Writer should do his research. It is not like airplay. It does not sling. It does pull video direct from the cloud with supported platforms such as YouTube or Netflix. But it is different from AirPlay or slinging.
Oops, Google is killing the Netflix deal. I doubt my order will be grandfathered in, so although $35 is still pretty cheap, time to reconsider.

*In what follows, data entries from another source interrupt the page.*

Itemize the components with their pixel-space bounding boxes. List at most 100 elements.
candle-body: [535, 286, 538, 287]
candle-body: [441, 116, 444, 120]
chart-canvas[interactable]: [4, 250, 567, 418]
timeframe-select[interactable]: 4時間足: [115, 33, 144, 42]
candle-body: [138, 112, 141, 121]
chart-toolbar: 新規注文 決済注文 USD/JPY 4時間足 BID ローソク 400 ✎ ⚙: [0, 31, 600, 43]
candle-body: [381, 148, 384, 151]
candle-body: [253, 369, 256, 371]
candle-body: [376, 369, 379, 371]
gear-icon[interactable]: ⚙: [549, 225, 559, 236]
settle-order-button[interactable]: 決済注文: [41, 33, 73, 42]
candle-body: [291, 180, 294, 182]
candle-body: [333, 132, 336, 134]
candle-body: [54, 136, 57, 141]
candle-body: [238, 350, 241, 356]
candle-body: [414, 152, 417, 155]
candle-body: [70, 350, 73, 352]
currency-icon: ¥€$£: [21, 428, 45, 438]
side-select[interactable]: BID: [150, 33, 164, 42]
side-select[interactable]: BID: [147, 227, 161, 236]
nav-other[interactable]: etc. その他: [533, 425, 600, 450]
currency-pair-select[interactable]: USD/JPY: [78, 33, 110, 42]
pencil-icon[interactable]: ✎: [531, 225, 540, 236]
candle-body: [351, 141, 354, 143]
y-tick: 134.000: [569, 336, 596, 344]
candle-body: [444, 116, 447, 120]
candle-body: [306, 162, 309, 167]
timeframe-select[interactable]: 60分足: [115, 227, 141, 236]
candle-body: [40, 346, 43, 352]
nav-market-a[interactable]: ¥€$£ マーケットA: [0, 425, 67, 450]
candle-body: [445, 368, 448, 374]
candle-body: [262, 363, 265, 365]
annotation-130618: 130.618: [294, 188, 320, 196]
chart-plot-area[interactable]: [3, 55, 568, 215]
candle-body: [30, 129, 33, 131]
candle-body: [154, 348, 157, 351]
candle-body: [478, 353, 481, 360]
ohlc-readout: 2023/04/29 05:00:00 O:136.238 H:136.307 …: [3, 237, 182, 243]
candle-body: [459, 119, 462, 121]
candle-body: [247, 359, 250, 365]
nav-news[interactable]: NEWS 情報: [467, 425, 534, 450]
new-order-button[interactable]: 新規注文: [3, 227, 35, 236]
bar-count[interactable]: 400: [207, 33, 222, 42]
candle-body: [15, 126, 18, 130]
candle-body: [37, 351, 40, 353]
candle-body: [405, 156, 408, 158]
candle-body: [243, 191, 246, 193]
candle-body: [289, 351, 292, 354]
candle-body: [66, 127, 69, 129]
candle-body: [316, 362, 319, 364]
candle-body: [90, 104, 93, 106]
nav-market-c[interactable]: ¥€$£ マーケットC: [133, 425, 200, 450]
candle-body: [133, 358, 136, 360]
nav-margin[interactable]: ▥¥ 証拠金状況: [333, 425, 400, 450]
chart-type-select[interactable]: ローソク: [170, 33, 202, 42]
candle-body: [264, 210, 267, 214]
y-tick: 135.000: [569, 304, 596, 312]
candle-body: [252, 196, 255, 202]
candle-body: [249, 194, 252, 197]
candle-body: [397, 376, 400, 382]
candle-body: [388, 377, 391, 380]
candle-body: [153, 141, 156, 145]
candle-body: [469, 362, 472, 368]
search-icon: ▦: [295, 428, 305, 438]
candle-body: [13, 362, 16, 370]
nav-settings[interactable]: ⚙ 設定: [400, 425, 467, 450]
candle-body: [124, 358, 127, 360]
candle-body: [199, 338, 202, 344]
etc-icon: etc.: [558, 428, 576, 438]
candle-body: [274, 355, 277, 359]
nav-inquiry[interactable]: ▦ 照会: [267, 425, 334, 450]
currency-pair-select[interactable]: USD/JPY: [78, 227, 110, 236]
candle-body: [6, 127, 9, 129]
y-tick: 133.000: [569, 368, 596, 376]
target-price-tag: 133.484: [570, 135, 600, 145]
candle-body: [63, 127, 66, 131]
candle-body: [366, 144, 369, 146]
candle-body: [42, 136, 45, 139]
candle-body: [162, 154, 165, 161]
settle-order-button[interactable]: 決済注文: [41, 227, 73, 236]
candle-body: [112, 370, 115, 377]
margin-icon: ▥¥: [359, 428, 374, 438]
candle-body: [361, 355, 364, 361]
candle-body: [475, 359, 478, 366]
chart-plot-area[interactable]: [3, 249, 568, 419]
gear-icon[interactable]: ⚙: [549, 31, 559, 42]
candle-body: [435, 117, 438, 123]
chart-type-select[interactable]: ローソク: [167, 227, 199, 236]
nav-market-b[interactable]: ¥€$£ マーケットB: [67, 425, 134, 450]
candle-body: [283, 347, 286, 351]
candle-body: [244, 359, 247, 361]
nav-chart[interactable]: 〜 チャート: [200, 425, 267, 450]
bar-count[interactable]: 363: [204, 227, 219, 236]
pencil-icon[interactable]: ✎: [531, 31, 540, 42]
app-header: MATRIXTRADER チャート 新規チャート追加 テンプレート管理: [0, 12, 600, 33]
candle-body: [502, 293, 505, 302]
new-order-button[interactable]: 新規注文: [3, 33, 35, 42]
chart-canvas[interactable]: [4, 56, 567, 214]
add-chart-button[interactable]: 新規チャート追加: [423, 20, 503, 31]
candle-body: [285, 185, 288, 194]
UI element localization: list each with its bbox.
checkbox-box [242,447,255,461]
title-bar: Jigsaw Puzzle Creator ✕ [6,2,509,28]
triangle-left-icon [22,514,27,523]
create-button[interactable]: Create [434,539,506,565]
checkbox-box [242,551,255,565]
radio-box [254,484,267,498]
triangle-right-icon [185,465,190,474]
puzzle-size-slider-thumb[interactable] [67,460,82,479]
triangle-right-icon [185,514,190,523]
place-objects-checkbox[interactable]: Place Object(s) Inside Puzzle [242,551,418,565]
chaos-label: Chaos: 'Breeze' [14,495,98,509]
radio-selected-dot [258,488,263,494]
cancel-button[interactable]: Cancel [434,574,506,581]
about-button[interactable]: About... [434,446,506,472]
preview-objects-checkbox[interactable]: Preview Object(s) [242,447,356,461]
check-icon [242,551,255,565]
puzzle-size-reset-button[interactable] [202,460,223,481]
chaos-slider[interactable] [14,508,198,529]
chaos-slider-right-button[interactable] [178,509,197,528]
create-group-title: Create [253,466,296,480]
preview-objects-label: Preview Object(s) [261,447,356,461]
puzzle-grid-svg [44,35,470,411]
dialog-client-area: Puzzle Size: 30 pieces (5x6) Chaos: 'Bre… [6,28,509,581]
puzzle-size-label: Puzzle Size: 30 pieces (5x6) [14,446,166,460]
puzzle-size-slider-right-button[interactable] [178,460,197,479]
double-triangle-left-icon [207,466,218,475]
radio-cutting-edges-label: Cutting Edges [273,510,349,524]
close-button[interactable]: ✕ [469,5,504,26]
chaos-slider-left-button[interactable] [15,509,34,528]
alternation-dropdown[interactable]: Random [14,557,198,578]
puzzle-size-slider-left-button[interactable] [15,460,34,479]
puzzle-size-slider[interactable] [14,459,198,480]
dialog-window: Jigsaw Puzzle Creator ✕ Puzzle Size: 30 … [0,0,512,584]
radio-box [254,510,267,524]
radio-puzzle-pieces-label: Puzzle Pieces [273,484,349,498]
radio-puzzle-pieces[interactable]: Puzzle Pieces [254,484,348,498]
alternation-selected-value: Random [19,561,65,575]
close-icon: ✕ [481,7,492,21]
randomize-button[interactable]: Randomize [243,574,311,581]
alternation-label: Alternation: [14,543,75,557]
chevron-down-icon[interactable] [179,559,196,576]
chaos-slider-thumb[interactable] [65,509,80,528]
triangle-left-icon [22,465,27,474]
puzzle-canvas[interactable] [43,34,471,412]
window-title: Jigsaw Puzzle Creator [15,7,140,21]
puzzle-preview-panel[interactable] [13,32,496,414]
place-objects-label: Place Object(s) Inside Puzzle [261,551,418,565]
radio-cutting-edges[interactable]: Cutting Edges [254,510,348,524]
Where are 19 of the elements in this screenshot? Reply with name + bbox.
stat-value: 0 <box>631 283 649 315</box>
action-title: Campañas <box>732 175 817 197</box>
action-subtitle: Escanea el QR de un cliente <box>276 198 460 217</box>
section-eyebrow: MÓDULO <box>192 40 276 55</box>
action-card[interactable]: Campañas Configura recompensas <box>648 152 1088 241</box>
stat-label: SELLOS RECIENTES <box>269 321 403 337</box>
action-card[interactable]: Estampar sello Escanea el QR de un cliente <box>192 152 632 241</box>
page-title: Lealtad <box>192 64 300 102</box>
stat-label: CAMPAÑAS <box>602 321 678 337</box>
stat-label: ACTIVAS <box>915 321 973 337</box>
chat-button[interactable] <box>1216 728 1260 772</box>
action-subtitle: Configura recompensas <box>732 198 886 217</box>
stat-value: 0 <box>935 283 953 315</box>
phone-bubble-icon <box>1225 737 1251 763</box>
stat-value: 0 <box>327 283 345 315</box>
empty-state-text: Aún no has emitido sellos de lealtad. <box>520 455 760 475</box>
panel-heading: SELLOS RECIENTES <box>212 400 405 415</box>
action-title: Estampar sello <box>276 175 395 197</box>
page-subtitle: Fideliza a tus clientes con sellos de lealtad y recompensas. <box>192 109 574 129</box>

I'm another Roku owner who has ordered one, mostly out of curiosity as I am totally happy with my Rokus. As amoszz noted, the 3 months of free Netflix streaming - which brings the ultimate cost of the device to about $11 - makes it awfully hard to resist.
It improves dramatically their prior Q idea. And I think most people are more comfortable with sending things from a tablet or phone than they are fumbling with another remote. And it appears to be about the simplest device of it's type. And the cheapest. All in all, a good option that will become a GREAT option once more apps support it AND once it supports sending local files to it a la Plex.
This isn't a streaming media's a wireless cable.
Lindsay Sakraida (DealNews)
@fostina1 That's fair, although what's the likelihood that someone who is interested in the Chromecast (or media streaming on their TV in general) doesn't actually already have at least one of those things at home?
I ordered one as soon as the announcement. Both of my TV's are "smart" and I already own a Roku but for $35 and 3 months of Netflix how could I not order one?
i wouldnt say it was the cheapest yet since it really wont work on its own. you still need a phone, tablet or pc.
LOVE IT! I am an Apple fan and have more iDevices than I care to admit, but AppleTV just missed the mark for me. I think this is a fantastic device and I can't wait to get one

I wonder though if certain content will be blocked though, like HULU.